Some requests come through for bioplastics granulate or compostable options for disposable trays and single-use items. Our trial runs involve intensive pilot testing; we learned that too much plant-based filler can make pellets too brittle for automated feeders. Reducing filler size, refining dehydration, and blending just enough virgin support resin helped create a more robust bioplastic granule. We continue this development in close coordination with partners who share test mold tools with us, allowing fast feedback into each tweak in formulation.
We spend a good deal of time on customer floors, analyzing their lines and troubleshooting. This hands-on approach sparked improvements that stuck: antistatic agents in regrind-heavy resin batches, fine-tuning heat stabilization for automotive exterior panels, and pushing optical clarity on food packaging. Unlike trading houses, we have engineers and line managers who lived through downtime, starting up after a power cut, and fixing pellet feeders—so our advice is rooted in real outcomes, not sales puff.
Where the industry heads, our plant shifts with it. This means tighter control of feedstock sources, more testing, better filtration, and technical support informed by decades on the floor. Customers ask us to customize not only color or density, but the material’s feel, performance under pressure, even acoustic properties for quiet car interiors. We don’t expect people to take marketing promises at face value—instead, we keep clear records, take returns when something isn’t right, and adjust specs quickly when field failures turn up. That’s earned trust, and it’s kept buyers and specifiers coming back even as regulations and technology keep moving the goalposts.
Every plant visit, we see new challenges emerge. Molders want faster cycle times, less residue on the tools, higher-quality finish from black or colored granulate. We work directly with masterbatch suppliers, resin chemists, and end customers to find the practical middle ground between performance demands and process ease. Heat stabilizers, UV protectants, and impact modifiers all have to function without causing side reactions at high run rates.

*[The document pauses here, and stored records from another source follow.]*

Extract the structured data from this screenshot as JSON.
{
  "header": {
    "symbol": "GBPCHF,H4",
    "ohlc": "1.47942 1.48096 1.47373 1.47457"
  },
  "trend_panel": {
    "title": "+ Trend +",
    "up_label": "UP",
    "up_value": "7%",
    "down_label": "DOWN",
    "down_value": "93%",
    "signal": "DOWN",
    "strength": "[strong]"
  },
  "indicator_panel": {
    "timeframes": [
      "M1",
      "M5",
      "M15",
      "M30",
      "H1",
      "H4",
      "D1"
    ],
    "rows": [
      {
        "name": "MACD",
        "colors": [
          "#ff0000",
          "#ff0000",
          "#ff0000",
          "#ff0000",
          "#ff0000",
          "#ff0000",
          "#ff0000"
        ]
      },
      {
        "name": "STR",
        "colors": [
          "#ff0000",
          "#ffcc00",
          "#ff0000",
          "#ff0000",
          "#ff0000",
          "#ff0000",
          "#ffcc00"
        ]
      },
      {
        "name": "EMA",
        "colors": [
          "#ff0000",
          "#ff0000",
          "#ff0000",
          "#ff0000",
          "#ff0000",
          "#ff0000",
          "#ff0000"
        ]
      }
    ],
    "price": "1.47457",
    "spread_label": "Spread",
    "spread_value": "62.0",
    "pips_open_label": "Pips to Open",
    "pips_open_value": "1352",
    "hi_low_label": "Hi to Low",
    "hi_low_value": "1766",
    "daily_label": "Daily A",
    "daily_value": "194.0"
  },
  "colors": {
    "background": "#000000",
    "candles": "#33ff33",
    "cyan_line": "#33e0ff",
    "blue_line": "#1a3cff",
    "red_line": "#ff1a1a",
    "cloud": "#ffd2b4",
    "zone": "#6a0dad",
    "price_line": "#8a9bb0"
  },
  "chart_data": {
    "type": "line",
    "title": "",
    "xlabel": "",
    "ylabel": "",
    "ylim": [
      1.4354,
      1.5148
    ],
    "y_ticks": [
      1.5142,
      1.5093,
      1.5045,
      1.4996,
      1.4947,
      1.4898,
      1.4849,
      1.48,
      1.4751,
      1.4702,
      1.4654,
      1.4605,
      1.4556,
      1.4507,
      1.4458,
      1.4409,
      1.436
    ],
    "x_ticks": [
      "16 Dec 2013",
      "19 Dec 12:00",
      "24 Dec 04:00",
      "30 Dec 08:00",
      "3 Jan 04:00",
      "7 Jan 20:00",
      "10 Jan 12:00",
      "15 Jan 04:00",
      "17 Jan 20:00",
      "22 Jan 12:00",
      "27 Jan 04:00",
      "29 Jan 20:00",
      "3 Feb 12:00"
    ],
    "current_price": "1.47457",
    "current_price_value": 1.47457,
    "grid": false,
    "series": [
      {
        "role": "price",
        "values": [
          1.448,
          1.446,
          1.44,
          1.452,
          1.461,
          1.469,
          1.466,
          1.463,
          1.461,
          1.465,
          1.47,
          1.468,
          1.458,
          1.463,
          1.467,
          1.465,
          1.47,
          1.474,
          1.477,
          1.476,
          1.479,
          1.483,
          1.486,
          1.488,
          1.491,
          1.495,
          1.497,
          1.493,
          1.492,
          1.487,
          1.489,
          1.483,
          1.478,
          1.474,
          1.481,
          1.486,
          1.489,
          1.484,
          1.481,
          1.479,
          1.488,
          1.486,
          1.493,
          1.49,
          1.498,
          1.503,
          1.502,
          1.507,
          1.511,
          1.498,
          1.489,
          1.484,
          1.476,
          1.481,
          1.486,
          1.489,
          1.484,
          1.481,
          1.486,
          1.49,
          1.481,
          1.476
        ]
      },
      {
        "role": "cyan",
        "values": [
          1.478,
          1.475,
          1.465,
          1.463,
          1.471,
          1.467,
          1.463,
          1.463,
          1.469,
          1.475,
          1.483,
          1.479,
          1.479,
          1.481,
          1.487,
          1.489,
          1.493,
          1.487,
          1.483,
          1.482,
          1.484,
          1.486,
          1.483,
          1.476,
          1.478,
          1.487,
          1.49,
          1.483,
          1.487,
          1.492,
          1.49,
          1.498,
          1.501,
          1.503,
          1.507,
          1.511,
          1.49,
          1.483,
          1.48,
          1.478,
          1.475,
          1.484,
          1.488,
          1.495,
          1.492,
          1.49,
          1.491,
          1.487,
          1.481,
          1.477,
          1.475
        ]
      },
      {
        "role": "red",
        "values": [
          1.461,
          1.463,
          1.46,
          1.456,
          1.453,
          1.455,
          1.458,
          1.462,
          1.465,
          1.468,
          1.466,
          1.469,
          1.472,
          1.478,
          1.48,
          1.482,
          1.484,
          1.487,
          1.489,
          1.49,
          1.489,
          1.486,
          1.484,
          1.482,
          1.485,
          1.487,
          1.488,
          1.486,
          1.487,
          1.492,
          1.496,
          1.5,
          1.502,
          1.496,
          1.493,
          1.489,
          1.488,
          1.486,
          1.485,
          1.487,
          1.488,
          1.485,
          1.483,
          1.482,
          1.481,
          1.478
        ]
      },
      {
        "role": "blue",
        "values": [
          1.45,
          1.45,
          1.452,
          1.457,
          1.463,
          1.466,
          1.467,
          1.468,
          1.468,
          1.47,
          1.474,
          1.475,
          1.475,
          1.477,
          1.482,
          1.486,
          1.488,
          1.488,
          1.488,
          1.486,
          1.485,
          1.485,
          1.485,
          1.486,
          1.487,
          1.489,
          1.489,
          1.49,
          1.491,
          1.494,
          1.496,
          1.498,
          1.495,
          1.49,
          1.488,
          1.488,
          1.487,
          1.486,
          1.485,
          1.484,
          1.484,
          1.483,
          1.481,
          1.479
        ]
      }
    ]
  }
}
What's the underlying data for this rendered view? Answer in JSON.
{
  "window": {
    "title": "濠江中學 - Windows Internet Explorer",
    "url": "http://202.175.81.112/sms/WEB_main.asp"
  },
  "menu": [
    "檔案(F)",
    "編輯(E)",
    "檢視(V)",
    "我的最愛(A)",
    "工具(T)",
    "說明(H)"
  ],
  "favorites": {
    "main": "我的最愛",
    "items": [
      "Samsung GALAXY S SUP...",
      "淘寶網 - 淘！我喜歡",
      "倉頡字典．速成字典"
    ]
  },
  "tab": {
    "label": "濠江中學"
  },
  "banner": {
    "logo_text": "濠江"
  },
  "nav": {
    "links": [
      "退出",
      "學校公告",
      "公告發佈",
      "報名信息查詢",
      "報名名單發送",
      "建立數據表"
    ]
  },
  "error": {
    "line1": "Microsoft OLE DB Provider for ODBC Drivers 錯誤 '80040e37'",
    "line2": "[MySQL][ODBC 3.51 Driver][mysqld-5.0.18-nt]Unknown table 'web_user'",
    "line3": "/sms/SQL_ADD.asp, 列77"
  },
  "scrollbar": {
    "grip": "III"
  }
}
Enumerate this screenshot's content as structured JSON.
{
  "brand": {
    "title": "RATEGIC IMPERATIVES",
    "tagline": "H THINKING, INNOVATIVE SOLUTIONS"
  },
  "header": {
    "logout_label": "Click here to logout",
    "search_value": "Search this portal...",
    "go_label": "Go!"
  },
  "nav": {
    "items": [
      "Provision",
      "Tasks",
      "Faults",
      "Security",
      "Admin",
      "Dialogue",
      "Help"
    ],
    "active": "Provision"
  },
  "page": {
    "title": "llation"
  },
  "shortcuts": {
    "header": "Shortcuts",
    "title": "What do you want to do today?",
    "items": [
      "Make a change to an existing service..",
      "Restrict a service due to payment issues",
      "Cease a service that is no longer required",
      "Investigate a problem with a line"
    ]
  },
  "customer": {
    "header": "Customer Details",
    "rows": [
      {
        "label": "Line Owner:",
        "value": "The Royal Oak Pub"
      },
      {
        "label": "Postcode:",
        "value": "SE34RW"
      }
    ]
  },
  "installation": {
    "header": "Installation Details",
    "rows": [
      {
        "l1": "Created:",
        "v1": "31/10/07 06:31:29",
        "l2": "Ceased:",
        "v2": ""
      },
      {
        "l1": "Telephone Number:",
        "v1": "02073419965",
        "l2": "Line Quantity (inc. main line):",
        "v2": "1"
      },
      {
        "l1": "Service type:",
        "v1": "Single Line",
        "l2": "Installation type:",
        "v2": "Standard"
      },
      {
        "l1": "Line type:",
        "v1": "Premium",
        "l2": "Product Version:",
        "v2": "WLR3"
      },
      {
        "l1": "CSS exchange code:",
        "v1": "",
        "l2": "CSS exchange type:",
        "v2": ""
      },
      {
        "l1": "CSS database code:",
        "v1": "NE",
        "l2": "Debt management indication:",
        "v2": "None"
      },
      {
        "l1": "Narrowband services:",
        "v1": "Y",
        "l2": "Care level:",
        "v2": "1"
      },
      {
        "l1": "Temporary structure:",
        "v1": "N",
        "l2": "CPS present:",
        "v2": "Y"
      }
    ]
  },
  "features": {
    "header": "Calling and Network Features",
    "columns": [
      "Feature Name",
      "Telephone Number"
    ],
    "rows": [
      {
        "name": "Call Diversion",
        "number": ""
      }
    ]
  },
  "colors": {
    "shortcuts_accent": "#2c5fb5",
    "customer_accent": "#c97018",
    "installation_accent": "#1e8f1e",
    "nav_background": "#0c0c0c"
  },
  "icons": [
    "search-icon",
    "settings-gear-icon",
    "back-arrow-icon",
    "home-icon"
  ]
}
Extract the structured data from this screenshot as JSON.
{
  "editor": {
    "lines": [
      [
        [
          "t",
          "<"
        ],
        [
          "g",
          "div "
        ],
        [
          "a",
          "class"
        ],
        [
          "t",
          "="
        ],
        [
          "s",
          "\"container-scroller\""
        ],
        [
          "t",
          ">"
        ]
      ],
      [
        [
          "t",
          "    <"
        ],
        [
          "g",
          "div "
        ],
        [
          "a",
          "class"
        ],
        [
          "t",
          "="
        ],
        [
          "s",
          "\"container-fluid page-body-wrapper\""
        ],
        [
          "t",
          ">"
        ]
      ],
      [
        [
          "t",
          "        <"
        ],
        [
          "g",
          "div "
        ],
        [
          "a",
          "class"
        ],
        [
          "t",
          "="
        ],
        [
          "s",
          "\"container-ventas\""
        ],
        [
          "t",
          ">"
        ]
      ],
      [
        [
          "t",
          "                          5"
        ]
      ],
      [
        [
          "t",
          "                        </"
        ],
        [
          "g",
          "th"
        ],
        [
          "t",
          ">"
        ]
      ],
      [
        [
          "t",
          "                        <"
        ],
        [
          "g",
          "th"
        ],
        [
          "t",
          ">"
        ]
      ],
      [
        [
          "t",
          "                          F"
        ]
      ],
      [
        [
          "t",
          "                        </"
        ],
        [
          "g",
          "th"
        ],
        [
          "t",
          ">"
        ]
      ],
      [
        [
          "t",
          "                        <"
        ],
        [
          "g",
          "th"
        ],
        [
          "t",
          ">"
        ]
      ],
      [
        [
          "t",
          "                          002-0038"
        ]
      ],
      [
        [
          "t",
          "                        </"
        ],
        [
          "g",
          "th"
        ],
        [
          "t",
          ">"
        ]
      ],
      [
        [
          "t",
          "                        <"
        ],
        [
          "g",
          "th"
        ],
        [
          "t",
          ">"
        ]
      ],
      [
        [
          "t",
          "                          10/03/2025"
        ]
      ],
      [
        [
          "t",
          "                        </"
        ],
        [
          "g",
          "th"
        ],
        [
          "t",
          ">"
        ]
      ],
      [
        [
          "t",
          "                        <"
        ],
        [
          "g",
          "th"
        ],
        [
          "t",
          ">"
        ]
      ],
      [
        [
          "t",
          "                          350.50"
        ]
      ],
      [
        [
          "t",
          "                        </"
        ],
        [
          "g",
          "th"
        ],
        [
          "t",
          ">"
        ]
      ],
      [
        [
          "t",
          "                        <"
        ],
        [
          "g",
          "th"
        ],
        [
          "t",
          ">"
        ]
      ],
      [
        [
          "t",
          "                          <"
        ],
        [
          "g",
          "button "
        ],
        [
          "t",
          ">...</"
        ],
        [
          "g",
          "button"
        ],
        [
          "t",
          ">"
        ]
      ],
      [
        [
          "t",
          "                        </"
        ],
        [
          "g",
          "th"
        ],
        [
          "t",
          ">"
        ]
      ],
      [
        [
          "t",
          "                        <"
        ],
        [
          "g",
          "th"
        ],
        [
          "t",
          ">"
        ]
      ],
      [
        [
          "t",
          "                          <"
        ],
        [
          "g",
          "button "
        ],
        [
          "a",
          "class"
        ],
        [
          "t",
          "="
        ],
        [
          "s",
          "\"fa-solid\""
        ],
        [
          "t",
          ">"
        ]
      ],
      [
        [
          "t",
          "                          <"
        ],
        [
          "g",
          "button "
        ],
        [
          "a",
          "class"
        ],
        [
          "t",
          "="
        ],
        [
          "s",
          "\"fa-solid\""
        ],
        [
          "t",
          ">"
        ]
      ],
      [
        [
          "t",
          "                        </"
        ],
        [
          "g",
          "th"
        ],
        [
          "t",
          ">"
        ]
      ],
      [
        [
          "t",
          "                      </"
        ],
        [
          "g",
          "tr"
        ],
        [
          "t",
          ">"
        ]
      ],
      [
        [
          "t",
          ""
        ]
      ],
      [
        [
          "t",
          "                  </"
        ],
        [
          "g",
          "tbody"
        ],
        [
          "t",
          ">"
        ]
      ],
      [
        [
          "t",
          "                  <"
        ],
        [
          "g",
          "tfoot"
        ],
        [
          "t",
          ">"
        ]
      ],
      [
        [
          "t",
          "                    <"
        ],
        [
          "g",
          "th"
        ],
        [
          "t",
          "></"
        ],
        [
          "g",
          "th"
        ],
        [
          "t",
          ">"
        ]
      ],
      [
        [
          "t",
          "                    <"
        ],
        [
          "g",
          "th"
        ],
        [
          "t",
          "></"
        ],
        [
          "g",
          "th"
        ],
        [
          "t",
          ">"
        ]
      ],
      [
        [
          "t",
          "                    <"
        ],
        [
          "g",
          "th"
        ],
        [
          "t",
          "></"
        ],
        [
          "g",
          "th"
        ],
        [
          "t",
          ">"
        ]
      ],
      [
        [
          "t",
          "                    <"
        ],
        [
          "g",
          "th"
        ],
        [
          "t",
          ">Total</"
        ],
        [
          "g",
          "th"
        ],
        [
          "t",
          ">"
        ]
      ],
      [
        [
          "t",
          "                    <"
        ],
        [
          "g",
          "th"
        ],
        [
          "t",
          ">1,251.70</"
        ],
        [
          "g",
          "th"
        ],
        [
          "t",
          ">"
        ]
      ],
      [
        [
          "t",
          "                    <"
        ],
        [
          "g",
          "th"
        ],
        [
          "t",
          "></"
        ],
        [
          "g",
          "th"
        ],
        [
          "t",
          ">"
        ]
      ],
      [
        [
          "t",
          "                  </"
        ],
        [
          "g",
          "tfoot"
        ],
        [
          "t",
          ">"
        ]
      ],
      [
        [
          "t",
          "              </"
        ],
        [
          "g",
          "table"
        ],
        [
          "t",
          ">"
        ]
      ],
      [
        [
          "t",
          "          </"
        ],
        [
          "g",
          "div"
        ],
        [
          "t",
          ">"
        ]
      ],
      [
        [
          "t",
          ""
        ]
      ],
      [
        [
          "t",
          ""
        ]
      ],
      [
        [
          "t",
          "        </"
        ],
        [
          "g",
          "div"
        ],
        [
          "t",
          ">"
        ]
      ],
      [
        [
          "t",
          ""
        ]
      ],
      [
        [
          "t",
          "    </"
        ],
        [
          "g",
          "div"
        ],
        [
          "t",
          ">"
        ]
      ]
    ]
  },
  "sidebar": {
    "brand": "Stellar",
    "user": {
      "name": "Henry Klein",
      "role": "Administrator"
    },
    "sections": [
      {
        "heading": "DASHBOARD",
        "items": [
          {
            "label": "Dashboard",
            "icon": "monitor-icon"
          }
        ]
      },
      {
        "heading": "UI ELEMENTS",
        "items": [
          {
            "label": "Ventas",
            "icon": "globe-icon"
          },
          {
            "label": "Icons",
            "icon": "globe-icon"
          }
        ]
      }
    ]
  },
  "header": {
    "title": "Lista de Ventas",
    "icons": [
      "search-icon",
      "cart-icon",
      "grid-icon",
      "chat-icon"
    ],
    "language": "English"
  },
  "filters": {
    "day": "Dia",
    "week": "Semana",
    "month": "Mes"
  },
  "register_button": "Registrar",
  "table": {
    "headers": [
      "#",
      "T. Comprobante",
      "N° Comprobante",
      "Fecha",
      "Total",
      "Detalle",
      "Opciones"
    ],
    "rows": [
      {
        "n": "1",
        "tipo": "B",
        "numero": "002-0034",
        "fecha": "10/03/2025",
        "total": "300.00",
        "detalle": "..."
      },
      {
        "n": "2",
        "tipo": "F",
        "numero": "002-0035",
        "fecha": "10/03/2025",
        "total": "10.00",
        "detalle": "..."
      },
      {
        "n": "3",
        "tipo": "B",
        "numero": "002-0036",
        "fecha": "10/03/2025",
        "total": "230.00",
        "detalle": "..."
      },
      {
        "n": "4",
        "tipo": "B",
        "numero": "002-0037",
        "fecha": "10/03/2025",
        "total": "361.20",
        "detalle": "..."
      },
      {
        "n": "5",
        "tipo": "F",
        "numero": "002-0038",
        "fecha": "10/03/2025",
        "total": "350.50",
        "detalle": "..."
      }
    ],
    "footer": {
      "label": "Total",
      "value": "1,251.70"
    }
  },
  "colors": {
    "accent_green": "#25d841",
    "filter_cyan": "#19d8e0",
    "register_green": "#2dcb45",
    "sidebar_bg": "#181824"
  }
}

Technical staff note that quality doesn’t just depend on the base resin. Even the way pellets cool, the angle of cutter blades, or moisture levels coming into the extruder can affect the outcome. A process technician notices that slow cooling sometimes induces internal stresses and surface irregularities, so we monitor these parameters during each shift. Big investments in real-time monitoring during pelletizing have helped reduce defective granule lots and kept customer yields up, even as run speeds and throughput climb higher each year.
Plastic granulate is more than a raw material. It forms the basis for thousands of finished products across key sectors—automotive, packaging, consumer goods, electrical, and more. What sets our approach apart is constant improvement based on real factory experience, not just specification sheets. Decades in the business taught us to see each batch as a partnership with the end user, knowing they count on our granulate for stable, reliable runs. Staying adaptable as specifications, regulations, and markets shift turns the job from rote production to real collaboration. We carry those lessons forward in every upgrade to the line, every tweak in the blend, and every load shipped out to help customers keep their own promises to the market.